Ano passado li o livro “Alceu Penna e as Garotas do Brasil”, publicado em 2004 pelo jornalista Gonçalo Júnior. O título é a biografia do célebre ilustrador da revista “O Cruzeiro”. Uma dúvida surgiu quando entrei em contato com a recente obra de Ruy Castro e vi a exposição sobre a biografada. O desenhista pouco aparece na primeira e não recebe citação na segunda. Contudo, no texto de Gonçalo, Carmen merece um capítulo especial.
Segundo relata o autor, a estrela e o ilustrador ficaram amicíssimos durante uma temporada de ambos nos Estados Unidos. Alceu serviu de intérprete para Carmen e sua banda, o Bando da Lua, além de contribuir com idéias para renovar sua imagem:
“O desenhista faz também uma série de sugestões para ‘renovar’ o guarda roupa da cantora. Adiciona ‘inclusive saias multicolores, os turbantes fantásticos e os sapatões de solas grossas. Desenhei também as suas fantasias quando ela foi para holywood com o Bando da Lua’. Cabe a ele também estabelecer para com os músicos uma mistura no mínimo exótica de fantasia: calça de smoking com sapatos e camisas listradas – então típica dos cubanos.
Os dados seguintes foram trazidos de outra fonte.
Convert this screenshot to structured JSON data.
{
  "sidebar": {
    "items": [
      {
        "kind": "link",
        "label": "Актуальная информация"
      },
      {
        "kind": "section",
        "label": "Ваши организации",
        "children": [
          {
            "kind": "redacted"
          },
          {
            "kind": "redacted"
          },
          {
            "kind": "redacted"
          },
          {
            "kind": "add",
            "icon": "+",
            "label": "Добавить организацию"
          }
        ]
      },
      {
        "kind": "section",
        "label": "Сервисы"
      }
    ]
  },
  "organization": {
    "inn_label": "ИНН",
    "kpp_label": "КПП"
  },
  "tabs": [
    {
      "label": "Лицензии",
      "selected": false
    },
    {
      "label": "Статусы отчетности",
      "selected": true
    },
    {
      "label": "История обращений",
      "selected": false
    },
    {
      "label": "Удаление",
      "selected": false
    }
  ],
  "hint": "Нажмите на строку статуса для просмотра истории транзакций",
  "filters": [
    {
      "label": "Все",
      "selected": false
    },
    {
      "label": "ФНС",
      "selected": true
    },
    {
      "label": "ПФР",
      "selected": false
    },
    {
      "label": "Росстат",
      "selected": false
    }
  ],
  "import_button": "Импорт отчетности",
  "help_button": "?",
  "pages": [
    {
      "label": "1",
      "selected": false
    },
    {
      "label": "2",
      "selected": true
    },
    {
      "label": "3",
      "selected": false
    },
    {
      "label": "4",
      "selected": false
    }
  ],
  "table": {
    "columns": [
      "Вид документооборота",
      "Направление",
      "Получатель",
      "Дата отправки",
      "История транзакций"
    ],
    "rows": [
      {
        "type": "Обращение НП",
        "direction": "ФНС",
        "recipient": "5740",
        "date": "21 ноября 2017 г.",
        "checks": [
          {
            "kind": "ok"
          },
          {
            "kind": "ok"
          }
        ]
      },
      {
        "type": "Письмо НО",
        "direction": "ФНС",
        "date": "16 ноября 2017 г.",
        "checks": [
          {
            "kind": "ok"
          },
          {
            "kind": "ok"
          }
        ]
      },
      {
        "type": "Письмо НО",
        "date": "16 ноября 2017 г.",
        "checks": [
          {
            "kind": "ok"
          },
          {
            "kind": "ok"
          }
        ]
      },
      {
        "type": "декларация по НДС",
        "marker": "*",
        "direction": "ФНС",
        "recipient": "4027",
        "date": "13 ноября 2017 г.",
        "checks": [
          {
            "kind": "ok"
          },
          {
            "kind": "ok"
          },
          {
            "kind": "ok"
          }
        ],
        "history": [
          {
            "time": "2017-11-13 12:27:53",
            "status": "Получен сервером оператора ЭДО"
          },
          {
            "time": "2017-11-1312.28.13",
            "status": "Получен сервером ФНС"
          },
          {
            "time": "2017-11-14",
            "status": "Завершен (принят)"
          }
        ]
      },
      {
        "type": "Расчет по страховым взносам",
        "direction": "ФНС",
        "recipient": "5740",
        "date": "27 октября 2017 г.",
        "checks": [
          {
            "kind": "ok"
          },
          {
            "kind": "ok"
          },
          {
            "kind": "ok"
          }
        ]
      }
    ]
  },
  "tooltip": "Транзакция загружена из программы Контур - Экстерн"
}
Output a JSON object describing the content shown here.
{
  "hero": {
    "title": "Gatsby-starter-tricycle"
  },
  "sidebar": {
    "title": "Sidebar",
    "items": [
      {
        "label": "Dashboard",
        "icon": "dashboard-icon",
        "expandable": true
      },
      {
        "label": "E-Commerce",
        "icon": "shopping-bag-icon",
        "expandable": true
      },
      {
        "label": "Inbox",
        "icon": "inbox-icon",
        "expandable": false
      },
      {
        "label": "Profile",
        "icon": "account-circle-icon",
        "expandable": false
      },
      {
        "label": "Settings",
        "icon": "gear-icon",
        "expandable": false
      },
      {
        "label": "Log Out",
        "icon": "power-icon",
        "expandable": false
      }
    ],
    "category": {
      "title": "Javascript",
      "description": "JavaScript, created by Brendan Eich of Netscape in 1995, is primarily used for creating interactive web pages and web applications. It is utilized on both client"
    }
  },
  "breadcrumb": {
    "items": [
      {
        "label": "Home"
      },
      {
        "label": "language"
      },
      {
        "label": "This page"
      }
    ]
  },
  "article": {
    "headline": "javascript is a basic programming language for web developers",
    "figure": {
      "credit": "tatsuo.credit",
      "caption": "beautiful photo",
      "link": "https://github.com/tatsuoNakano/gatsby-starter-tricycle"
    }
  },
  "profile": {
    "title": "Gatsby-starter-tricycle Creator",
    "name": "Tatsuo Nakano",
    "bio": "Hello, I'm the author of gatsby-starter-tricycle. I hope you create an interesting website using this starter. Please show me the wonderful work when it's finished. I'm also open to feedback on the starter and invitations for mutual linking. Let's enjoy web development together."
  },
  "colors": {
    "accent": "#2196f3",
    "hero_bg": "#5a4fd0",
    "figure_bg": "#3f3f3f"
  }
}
Na cabeça, usariam chapéu panamá. Carmen deve a Alceu também o movimento que se torna uma de suas marcas registradas: o gesto de fazer ondas pela ponta da saia com o braço”. (pág. 68)
Contudo, a amizade de Carmen e Alceu foi breve, mortalmente abalada por uma reportagem publicada por David Nasser, um desafeto da artista. O jornalista divulgou uma biografia, revelando inclusive que a cantora nascera em Portugal Tudo isso de birra por ela ter gravado apenas uma canção de sua autoria e dado preferência para outros compositores, conforme relata Gonçalo Júnior. A estrela cedeu algumas fotos pessoas para Alceu, e essas fotos foram parar nas mãos de Nasser que as publicou maldosamente na revista “O Cruzeiro”. O livro conta que essa briga afetou profundamente o ilustrador – “Até o fim da vida, Alceu dirá aos seus amigos que esse é seu grande pesar”.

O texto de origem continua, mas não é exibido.